Besides the NCAA sack record, he also set the SEC high water marks for sacks in a season (27), and he finished his career with 204 tackles, 74 tackles for loss, 10 forced fumbles, two safeties and nine blocked kicks. Thomas played alongside Hall of Famer Cornelius Bennett during his time in Tuscaloosa. Following his senior season, the two-time all-conference selection was named SEC Defensive Player of the Year, and he earned National Defensive Player of the Year awards from CBS, Football News and the Washington Touchdown Club.

Selected with the fourth overall pick in the 1989 NFL Draft by the Kansas City Chiefs, Thomas spent his entire 11-year career with the Chiefs, culminating with his induction into the Pro Football Hall of Fame in 2009. The 1989 Defensive Rookie of the Year, he was elected to the Pro Bowl every year from 1989-97. The 1993 Walter Payton Man of the Year, Thomas holds the NFL record for sacks in a game with seven, and he was a member of the 1990s All-Decade Team.

A member of both the 1980s Alabama Team of the Decade and All-SEC Decade Team, Thomas is a member of the Alabama Centennial Team, and he was named a Sun Bowl Legend in 2000. Inducted into the Alabama Sports Hall of Fame in 2001, Thomas was active in the community, starting the 3rd and Long Foundation in Kansas City to teach low-income children to read. The Miami native passed away on Feb. 8, 2000 at the age of 33.

Thomas becomes the 18th Crimson Tide to be inducted, joining Cornelius Bennett (1983-86), Johnny Mack Brown (1923-25), John Cain (1930-32), Harry Gilmer (1944-47), John Hannah (1970-72), Dixie Howell (1932-34), Pooley Hubert (1922-25), Don Hutson (1932-34), Lee Roy Jordan (1960-62), Woodrow Lowe (1972-75), Marty Lyons (1975-78), Vaughn Mancha (1944-47), Johnny Musso (1969-71), Billy Neighbors (1959-61), Ozzie Newsome (1974-77), Fred Sington (1928-30) and Riley Smith (1933-35). Four coaches with stops in Tuscaloosa are in the Hall: Paul “Bear” Bryant (1958-82), Gene Stallings (1990-96), Frank Thomas (1931-42, 1944-46) and Wallace Wade (1923-30).

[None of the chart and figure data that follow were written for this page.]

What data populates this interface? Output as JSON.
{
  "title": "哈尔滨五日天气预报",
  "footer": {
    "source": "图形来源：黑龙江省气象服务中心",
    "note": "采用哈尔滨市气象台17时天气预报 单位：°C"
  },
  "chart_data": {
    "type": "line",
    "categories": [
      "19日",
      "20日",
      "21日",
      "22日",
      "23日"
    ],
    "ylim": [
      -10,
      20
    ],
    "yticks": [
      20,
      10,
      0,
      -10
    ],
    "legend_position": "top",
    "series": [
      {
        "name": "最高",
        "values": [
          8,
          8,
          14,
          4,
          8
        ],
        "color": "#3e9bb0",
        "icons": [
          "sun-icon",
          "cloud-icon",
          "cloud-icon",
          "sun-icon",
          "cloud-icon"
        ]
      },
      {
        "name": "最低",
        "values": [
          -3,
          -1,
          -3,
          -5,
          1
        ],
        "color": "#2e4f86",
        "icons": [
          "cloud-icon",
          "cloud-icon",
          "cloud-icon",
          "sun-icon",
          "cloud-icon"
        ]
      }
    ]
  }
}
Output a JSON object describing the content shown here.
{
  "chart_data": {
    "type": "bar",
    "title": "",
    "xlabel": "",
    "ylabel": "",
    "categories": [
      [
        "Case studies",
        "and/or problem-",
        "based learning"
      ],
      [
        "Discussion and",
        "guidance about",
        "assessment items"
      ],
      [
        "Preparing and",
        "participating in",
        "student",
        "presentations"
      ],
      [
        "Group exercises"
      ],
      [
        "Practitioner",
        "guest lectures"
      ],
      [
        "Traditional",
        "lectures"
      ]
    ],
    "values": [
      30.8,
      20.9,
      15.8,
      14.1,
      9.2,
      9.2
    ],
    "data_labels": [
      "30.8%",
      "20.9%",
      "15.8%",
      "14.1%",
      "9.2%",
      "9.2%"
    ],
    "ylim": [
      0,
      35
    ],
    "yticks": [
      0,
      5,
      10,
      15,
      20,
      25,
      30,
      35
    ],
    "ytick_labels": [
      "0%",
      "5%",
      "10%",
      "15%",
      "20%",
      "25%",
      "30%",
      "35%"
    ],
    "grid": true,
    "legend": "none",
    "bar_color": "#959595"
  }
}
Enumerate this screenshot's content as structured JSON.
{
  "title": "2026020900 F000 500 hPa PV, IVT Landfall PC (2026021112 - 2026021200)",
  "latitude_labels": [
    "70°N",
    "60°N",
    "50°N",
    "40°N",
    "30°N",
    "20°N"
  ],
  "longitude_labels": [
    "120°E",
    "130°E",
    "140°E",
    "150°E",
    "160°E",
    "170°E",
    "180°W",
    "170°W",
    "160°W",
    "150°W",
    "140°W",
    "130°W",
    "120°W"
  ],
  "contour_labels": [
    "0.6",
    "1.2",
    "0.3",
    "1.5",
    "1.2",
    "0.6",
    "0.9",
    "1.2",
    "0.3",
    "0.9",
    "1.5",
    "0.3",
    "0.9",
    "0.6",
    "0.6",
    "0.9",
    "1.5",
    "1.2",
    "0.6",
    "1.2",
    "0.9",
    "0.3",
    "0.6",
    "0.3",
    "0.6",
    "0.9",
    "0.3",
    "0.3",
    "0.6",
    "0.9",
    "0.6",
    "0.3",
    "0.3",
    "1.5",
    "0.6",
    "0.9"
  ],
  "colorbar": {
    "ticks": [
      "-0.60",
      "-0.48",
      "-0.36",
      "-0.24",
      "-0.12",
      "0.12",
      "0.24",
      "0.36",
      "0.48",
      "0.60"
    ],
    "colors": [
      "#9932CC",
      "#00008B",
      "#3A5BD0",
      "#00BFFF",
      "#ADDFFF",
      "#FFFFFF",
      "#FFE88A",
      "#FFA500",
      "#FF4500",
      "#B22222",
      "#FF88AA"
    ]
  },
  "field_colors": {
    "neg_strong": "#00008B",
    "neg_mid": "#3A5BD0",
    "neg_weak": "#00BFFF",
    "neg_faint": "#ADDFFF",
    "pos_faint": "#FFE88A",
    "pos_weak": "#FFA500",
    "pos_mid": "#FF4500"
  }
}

Including the 2014 class, only 948 players and 207 coaches have been inducted into the College Football Hall of Fame from the nearly 5.06 million people who have played or coached the game over the past 146 years. In other words, only two ten-thousandths of one percent (.0002) of those who have set foot on the gridiron have earned the distinction.

The 2014 College Football Hall of Fame Class will be officially inducted at the 57th NFF Annual Awards Dinner, held at New York City’s historic Waldorf Astoria Hotel on Tuesday, Dec. 9. This year’s College Football Hall of Fame Class includes: Dre Bly (DB, North Carolina), Tony Boselli (OT, Southern California), Dave Butz (DT, Purdue), Shane Conlan (LB, Penn State), Joe Hamilton (QB, Georgia Tech), John Huard (LB, Maine), Darrin Nelson (HB, Stanford), Willie Roaf (OL, Louisiana Tech), John Sciarra (QB, UCLA), Sterling Sharpe (WR, South Carolina), Leonard Smith (CB, McNeese State), the late Derrick Thomas (LB, Alabama), LaDainian Tomlinson (TB, TCU), Wesley Walls (TE, Mississippi), and coaches Mike Bellotti (Chico State [Calif.], Oregon) and Jerry Moore (North Texas, Texas Tech and Appalachian State).